Previously, Pemberton was a crew chief for several NASCAR teams over the course of 17 years, heading teams for Rusty Wallace, Mark Martin and Kyle Petty. Pemberton was field manager for Ford Racing immediately prior to being named VP of Competition.

==NASCAR team member==
Pemberton began his NASCAR career as a mechanic and fabricator with Petty Enterprises in 1979, becoming a crew chief in 1983. He moved to Roush Racing at its inception in 1987, then moved to SABCO Racing from 1992 to 1994, then moved to Penske Racing South in 1995. Pemberton was Wallace's crew chief for 230 races, which had been the longest driver/crew chief combination in NASCAR. He returned to Petty to serve as general manager in 2002.
He now resides in Charlotte, North Carolina, the capital of NASCAR. He has two sons, Bray and Briggs.

==NASCAR official==
In his former position, Pemberton was in charge of rules enforcement. That sometimes made him the object of criticism from drivers, crews and the sport's particularly rabid fans. Pemberton was also called on to enforce discipline among drivers, often in consultation with Sprint Cup Series Director John Darby and NASCAR President Mike Helton. Pemberton gained notoriety before and during the 2007 Daytona 500, in particular the 2007 NASCAR Gatorade Duel scandal, when he suspended six crew chiefs for various infractions, and also threw out the director of competition for Michael Waltrip Racing's new team for using an illegal fuel additive during qualifying. Pemberton also penalized the team 100 NEXTEL Series driver and owner points, one of the most severe point penalties in the modern history of NASCAR's top level of racing.

His brother Ryan Pemberton was Mark Martin's crew chief in 2007. Martin and Kevin Harvick were battling for the win on the final lap of the 2007 Daytona 500. The race ended under caution flag when a big wreck happened on that final lap. Robin Pemberton determined the exact moment that the caution flag was displayed, which resulted in Harvick being declared the winner. "We [Robin and Ryan Pemberton] keep the business part separate," Ryan Pemberton said. "We don't put ourselves in position to do that. I don't call him to talk to him about it. I don't ask him any questions."

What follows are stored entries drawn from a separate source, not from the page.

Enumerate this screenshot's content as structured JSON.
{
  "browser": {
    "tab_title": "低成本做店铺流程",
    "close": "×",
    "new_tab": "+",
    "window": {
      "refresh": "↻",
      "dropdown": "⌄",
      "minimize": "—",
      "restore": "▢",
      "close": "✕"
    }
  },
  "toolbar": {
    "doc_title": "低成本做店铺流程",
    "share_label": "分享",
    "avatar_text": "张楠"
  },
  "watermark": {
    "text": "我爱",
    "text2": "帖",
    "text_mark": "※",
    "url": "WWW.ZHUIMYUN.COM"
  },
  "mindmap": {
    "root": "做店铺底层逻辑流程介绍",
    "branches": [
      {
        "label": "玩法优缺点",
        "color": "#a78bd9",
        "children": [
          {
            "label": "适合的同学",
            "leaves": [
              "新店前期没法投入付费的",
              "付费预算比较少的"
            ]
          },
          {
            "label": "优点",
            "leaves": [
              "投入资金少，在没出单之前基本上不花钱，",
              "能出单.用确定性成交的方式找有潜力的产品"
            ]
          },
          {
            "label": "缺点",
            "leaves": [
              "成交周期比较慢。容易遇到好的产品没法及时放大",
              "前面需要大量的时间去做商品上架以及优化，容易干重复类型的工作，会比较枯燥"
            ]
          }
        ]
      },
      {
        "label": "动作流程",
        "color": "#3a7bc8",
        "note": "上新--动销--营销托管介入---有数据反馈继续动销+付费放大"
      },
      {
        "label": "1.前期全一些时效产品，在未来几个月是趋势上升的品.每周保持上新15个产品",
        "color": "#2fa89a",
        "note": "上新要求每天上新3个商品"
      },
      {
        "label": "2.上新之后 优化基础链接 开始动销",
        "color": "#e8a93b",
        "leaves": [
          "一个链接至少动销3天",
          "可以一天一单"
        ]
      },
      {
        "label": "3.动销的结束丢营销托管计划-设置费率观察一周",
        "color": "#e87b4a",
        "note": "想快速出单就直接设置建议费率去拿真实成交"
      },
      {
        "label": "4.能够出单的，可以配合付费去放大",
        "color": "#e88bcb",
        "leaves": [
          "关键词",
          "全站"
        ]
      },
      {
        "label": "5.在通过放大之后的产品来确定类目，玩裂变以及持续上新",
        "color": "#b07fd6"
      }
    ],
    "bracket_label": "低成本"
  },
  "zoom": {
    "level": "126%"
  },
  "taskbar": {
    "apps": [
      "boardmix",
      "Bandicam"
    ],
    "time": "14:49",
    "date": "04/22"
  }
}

One of his most famous quotes is Have at it, boys; which was the new philosophy of the Sprint Cup Series in the 2010s.

On December 1, 2015, Pemberton announced that he will be leaving his Senior Vice President of Competition position with NASCAR at the end of 2015.

Currently, Pemberton serves on an INDYCAR appeals board panel whose job is to hear all appeals. Former NASCAR official John Darby also serves as an INDYCAR board member.

On September 8, 2021; Pemberton's son, Robin Brayden Pemberton, died at the age of 35.